AJP: I think there’s a real value to my clients in having an agent who has gone through and experienced many of the same hurdles and roadblocks that every one of us faces on the path to and through publication. And certainly for my part, working with such inspiring and phenomenal writers is a motivator, a challenge, and makes every writing day just that much brighter and more exciting.
About Ammi-Joan Paquette, Literary Agent
Joan joined EMLA in spring 2009 as an associate agent after working in the editorial area of educational software development, and was promoted to agent in fall 2011. In the last few years she has placed dozens of manuscripts with editors and is especially passionate about connecting with and launching the careers of debut authors. As the “East Coast branch” of EMLA, Joan works from her home office in Massachusetts, with long-distance support from the main Flagstaff office. She represents all forms of children's and young adult literature, but is most excited by a strong lyrical voice, tight plotting with surprising twists and turns, and stories told with heart and resonance that will stand the test of time.
When she is not on the phone, answering email, or writing, you will most likely find Joan curled up with a book. Or baking something delicious. Or talking about something delicious she’s baked. Really, after books and food, what else is there worth saying?

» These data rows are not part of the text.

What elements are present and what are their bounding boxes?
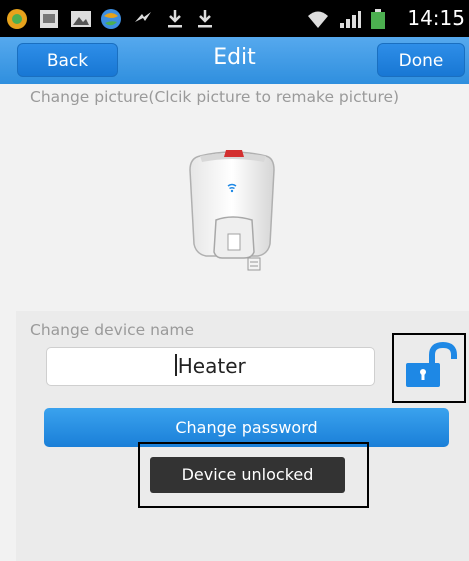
browser-icon xyxy=(101,9,121,29)
done-button[interactable]: Done xyxy=(377,43,465,77)
battery-icon xyxy=(371,9,385,29)
lock-toggle[interactable] xyxy=(392,333,466,403)
sim-icon xyxy=(40,10,58,28)
unlocked-padlock-icon xyxy=(406,341,457,387)
wifi-icon xyxy=(308,11,328,28)
gallery-icon xyxy=(71,11,91,27)
device-name-input[interactable]: Heater xyxy=(46,347,375,386)
device-picture[interactable] xyxy=(186,148,278,272)
usb-icon xyxy=(135,12,151,22)
status-time: 14:15 xyxy=(407,6,465,30)
download-icon xyxy=(168,10,182,28)
app-icon xyxy=(7,9,27,29)
status-bar: 14:15 xyxy=(0,0,469,37)
device-name-value: Heater xyxy=(177,354,246,378)
download-icon xyxy=(198,10,212,28)
title-bar: Back Edit Done xyxy=(0,37,469,84)
text-caret xyxy=(175,354,177,376)
signal-icon xyxy=(340,11,361,28)
device-name-label: Change device name xyxy=(30,321,195,339)
toast-message: Device unlocked xyxy=(150,457,345,493)
change-picture-hint: Change picture(Clcik picture to remake p… xyxy=(30,88,400,106)
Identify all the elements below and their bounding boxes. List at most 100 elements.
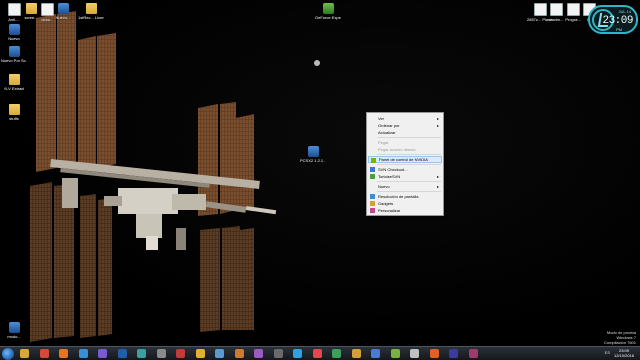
app-icon — [57, 3, 69, 14]
taskbar-app-20-icon[interactable] — [410, 349, 419, 358]
personalize-icon — [370, 208, 375, 213]
menu-item-ver[interactable]: Ver ▸ — [368, 115, 442, 122]
menu-item-pegar[interactable]: Pegar — [368, 139, 442, 146]
menu-item-label: SVN Checkout... — [378, 167, 408, 172]
menu-item-panel-de-control-de-nvidia[interactable]: Panel de control de NVIDIA — [368, 156, 442, 163]
menu-item-nuevo[interactable]: Nuevo ▸ — [368, 183, 442, 190]
menu-item-tortoisesvn[interactable]: TortoiseSVN ▸ — [368, 173, 442, 180]
desktop-icon-pcsx2[interactable]: PCSX2 1.2.1 ... — [300, 146, 326, 163]
display-icon — [370, 194, 375, 199]
taskbar-app-16-icon[interactable] — [332, 349, 341, 358]
taskbar-app-23-icon[interactable] — [468, 349, 478, 358]
menu-item-label: Pegar — [378, 140, 389, 145]
menu-separator — [377, 164, 441, 165]
taskbar: ES 23:09 12/10/2016 — [0, 346, 640, 360]
taskbar-game-icon[interactable] — [98, 349, 107, 358]
taskbar-app-7-icon[interactable] — [156, 349, 166, 358]
desktop-icon-geforce-experi[interactable]: GeForce Experi... — [315, 3, 341, 20]
desktop-icon-label: stuffs — [9, 116, 19, 121]
desktop-icon-label: PCSX2 1.2.1 ... — [300, 158, 326, 163]
nvidia-icon — [371, 158, 376, 163]
menu-separator — [377, 191, 441, 192]
app-icon — [8, 322, 20, 333]
app-icon — [8, 24, 20, 35]
menu-item-svn-checkout[interactable]: SVN Checkout... — [368, 166, 442, 173]
tortoise-icon — [370, 174, 375, 179]
desktop-icon-label: YLV Extract — [3, 86, 25, 91]
taskbar-explorer-icon[interactable] — [20, 349, 29, 358]
menu-item-label: Ordenar por — [378, 123, 400, 128]
taskbar-clock[interactable]: 23:09 12/10/2016 — [614, 348, 634, 358]
submenu-arrow-icon: ▸ — [436, 116, 439, 121]
desktop-icon-label: modo... — [7, 334, 21, 339]
moon — [314, 60, 320, 66]
desktop[interactable]: Anti-... scree... pictur... Nuevo... 1stRec.… — [0, 0, 640, 346]
menu-item-label: Gadgets — [378, 201, 394, 206]
context-menu: Ver ▸ Ordenar por ▸ Actualizar Pegar Pegar acc… — [366, 112, 444, 216]
test-mode-watermark: Modo de prueba Windows 7 Compilación 760… — [604, 330, 636, 345]
taskbar-photoshop-icon[interactable] — [117, 349, 127, 358]
taskbar-firefox-icon[interactable] — [59, 349, 68, 358]
taskbar-app-19-icon[interactable] — [390, 349, 400, 358]
menu-item-label: Pegar acceso directo — [378, 147, 416, 152]
folder-icon — [85, 3, 97, 14]
submenu-arrow-icon: ▸ — [436, 184, 439, 189]
menu-item-label: Resolución de pantalla — [378, 194, 419, 199]
menu-item-label: Personalizar — [378, 208, 401, 213]
green-icon — [322, 3, 334, 14]
taskbar-app-10-icon[interactable] — [215, 349, 224, 358]
taskbar-clock-date: 12/10/2016 — [613, 353, 634, 358]
taskbar-app-14-icon[interactable] — [293, 349, 302, 358]
pcsx2-icon — [307, 146, 319, 157]
menu-separator — [377, 181, 441, 182]
taskbar-chrome-icon[interactable] — [39, 349, 49, 358]
clock-widget-time: 23:09 — [602, 15, 633, 27]
clock-widget[interactable]: JUL 14 23:09 PM — [588, 5, 638, 34]
desktop-icon-label: Nuevo... — [55, 15, 71, 20]
start-button[interactable] — [2, 348, 14, 360]
desktop-icon-1strec-licen[interactable]: 1stRec... Licen... — [78, 3, 104, 20]
iss-wallpaper — [30, 11, 277, 342]
taskbar-app-11-icon[interactable] — [234, 349, 244, 358]
menu-item-ordenar-por[interactable]: Ordenar por ▸ — [368, 122, 442, 129]
taskbar-app-18-icon[interactable] — [371, 349, 380, 358]
menu-item-label: Actualizar — [378, 130, 396, 135]
svn-icon — [370, 167, 375, 172]
submenu-arrow-icon: ▸ — [436, 174, 439, 179]
menu-item-label: TortoiseSVN — [378, 174, 401, 179]
app-icon — [8, 46, 20, 57]
menu-separator — [377, 154, 441, 155]
taskbar-media-icon[interactable] — [78, 349, 88, 358]
desktop-icon-stuffs[interactable]: stuffs — [1, 104, 27, 121]
taskbar-app-8-icon[interactable] — [176, 349, 185, 358]
tray-language[interactable]: ES — [605, 350, 610, 355]
desktop-icon-modo[interactable]: modo... — [1, 322, 27, 339]
desktop-icon-ylv-extract[interactable]: YLV Extract — [1, 74, 27, 91]
menu-item-pegar-acceso-directo[interactable]: Pegar acceso directo — [368, 146, 442, 153]
menu-item-personalizar[interactable]: Personalizar — [368, 207, 442, 214]
desktop-icon-label: GeForce Experi... — [315, 15, 341, 20]
folder-icon — [8, 104, 20, 115]
taskbar-app-21-icon[interactable] — [429, 349, 439, 358]
desktop-icon-nuevo-por-sc[interactable]: Nuevo Por Sc... — [1, 46, 27, 63]
taskbar-app-15-icon[interactable] — [312, 349, 322, 358]
desktop-icon-label: 1stRec... Licen... — [78, 15, 104, 20]
menu-item-label: Ver — [378, 116, 385, 121]
menu-item-resoluci-n-de-pantalla[interactable]: Resolución de pantalla — [368, 193, 442, 200]
gadgets-icon — [370, 201, 375, 206]
menu-item-gadgets[interactable]: Gadgets — [368, 200, 442, 207]
menu-item-label: Panel de control de NVIDIA — [379, 157, 428, 162]
desktop-icon-nuevo[interactable]: Nuevo... — [50, 3, 76, 20]
watermark-line-3: Compilación 7601 — [603, 340, 636, 345]
menu-item-label: Nuevo — [378, 184, 390, 189]
taskbar-app-6-icon[interactable] — [137, 349, 146, 358]
taskbar-app-9-icon[interactable] — [195, 349, 205, 358]
taskbar-app-12-icon[interactable] — [254, 349, 263, 358]
menu-item-actualizar[interactable]: Actualizar — [368, 129, 442, 136]
taskbar-app-17-icon[interactable] — [351, 349, 361, 358]
desktop-icon-label: Nuevo Por Sc... — [1, 58, 27, 63]
taskbar-app-13-icon[interactable] — [273, 349, 283, 358]
taskbar-app-22-icon[interactable] — [449, 349, 458, 358]
desktop-icon-nuevo[interactable]: Nuevo — [1, 24, 27, 41]
desktop-icon-label: Nuevo — [8, 36, 20, 41]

About A.J. Paquette, Author
A.J. Paquette has been writing stories since early childhood. She and her sister would spend hours creating masterpieces of stapled paper and handwritten words, complete with pen-and-ink covers and boxed illustrations. Probably her favorite part of the process was creating a list for the back cover: "Don’t miss the other books in this series!" That list of eye-catching titles always seemed like way less work than (hand) writing out a whole book. But isn’t that just the way of things?
The road to publication was long and winding, peppered with many small successes including: a variety of national magazine publications, being a 2005 PEN New England Susan P. Bloom Discovery Award honoree, and receiving the 2008 SCBWI’s Susan Landers Glass Scholarship Award, for the book that would later become Nowhere Girl. Her first picture book, The Tiptoe Guide to Tracking Fairies, was published in 2009.
She now lives with her husband and two daughters in the Boston area, where she continues to write books for children and young adults.
Website | Twitter
About the Book
Fans of James Dashner's Maze Runner series will love this post-apocalyptic adventure about a girl who must survive an alien planet in order to save the Earth.
Ana only knows her name because of the tag she finds pinned to her jumpsuit. Waking in the featureless compartment of a rocket ship, she opens the hatch to discover that she has landed on a barren alien world. Instructions in her pocket tell her to observe and to survive, no doubt with help from the wicked-looking knives she carries on her belt. But to what purpose?
Meeting up with three other teens--one boy seems strangely familiar--Ana treks across the inhospitable landscape, occasionally encountering odd twists of light that carry glimpses of people back on Earth. They're working on some sort of problem, and the situation is critical. What is the connection between Ana's mission on this planet and the crisis back on Earth, and how is she supposed to figure out the answer when she can't remember anything?